Estates

In 1733, the Danish West India–Guinea Company reached an agreement with the French government to acquire the nearly uninhabited island of St. Croix for 750,000 livres. The purchase agreement was signed in Paris on Wednesday, May 13th, 1733, and the final contract was executed in Copenhagen a month later on Monday, June 15th, 1733.

Frederik Christian Hals von Moth, who had served as Governor of St. Thomas and St. John until May 1727, played a crucial role in advocating for the purchase of St. Croix. He was appointed as the first Governor of the Danish West India–Guinea Company on November 12th, 1733. Governance orders for St. Croix were issued on November 16th, 1733.

Moth, accompanied by a surveyor/engineer, initially landed in the west end near La Grange before sailing to Bassin. Despite the treacherous reefs surrounding the harbor area, Moth saw the location’s potential and decided to establish Christiansted in the Bassin area. He envisioned Christiansted to resemble Christiania (now Oslo) in Norway, with boulevards, promenades, and elegant buildings.

The Danish West India and Guinea Company was a privately chartered joint-stock company with significant royal and personal interests. The purchase of St. Croix required dividing the island into 300 lots of equal size and quality, each measuring 3,000 Danish feet by 2,000 Danish feet. Surveyors Johann Cronenberg and Johann von Jaegersberg were commissioned to create the Cronenberg map, building upon existing geographical knowledge from the Du Tertre Map of 1671.
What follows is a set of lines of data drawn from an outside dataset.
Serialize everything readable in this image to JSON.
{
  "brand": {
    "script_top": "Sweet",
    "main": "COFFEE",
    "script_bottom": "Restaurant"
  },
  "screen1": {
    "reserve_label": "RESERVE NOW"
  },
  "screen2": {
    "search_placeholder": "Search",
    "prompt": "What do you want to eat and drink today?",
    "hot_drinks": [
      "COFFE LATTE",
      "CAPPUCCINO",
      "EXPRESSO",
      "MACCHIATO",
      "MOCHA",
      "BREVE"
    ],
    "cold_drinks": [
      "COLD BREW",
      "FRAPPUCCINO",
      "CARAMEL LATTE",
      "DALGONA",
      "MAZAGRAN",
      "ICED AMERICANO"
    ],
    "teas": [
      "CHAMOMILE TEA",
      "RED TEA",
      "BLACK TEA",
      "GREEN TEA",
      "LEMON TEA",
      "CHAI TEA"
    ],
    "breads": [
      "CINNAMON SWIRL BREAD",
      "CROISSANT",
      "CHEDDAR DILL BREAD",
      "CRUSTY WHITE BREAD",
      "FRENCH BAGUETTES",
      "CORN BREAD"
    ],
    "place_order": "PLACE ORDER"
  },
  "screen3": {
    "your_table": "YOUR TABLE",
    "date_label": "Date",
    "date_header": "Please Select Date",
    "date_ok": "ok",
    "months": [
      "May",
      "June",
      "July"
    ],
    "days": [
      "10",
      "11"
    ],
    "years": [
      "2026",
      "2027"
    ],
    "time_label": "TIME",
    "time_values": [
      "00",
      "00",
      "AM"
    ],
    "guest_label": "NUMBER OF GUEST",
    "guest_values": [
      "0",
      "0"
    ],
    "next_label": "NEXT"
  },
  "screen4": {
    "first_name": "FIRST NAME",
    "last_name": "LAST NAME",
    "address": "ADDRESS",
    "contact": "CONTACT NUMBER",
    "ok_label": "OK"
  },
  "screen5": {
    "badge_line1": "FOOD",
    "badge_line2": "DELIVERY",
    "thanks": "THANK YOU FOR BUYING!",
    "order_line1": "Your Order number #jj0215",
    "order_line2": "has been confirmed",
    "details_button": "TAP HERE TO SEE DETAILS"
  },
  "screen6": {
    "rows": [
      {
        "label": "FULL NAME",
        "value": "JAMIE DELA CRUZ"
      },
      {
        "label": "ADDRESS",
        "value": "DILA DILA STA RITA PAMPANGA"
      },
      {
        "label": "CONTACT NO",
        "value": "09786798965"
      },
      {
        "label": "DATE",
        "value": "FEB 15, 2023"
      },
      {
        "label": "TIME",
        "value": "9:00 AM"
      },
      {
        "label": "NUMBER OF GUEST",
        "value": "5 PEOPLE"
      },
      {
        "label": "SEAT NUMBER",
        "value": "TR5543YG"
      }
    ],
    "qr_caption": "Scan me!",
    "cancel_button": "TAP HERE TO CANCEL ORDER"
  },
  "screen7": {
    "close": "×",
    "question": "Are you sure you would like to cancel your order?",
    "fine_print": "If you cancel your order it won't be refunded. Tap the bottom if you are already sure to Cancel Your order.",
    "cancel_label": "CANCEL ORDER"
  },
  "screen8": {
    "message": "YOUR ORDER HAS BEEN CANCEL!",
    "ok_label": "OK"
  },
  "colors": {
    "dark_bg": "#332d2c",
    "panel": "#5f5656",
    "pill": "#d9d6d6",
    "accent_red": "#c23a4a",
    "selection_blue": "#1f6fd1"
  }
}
By the time the Cronenberg map was completed, many estates were already operational, and Moth was credited with organizing the island and laying out the towns of Christiansted and Frederiksted. A later map created by Jens Michelsen Beck in 1754 depicted the nine quarters and two districts of Christiansted and Frederiksted.

The divisions between quarters were not oriented to true or magnetic north but at an approximate angle of -17° to true north. To establish the squaring of the island, a reference line known today as Centerline Road (Queen Mary’s Highway) was created. The Cronenberg map was not published until 1750, followed by the Beck map in 1754.

However, at least 22 estates were already operational by the time of the Beck map’s publication. Daniel Hopkins speculated that lots were assigned without a formal survey, leading to legal disputes regarding land boundaries.

The two districts of Christiansted and Frederiksted originated as deep-water ports and were organized during French possession from 1650 to 1695. The major estates created during this period still bear French names, such as La Grande Princesse (Company quarter) and La Grange (West End quarter).

Initially, estates were distributed to company shareholders through a lottery system and later sold to various entities with encouragement from the Company. Tax records were established in 1803, recording the names of estate owners. Over time, estates underwent division, merger, renaming, and other changes.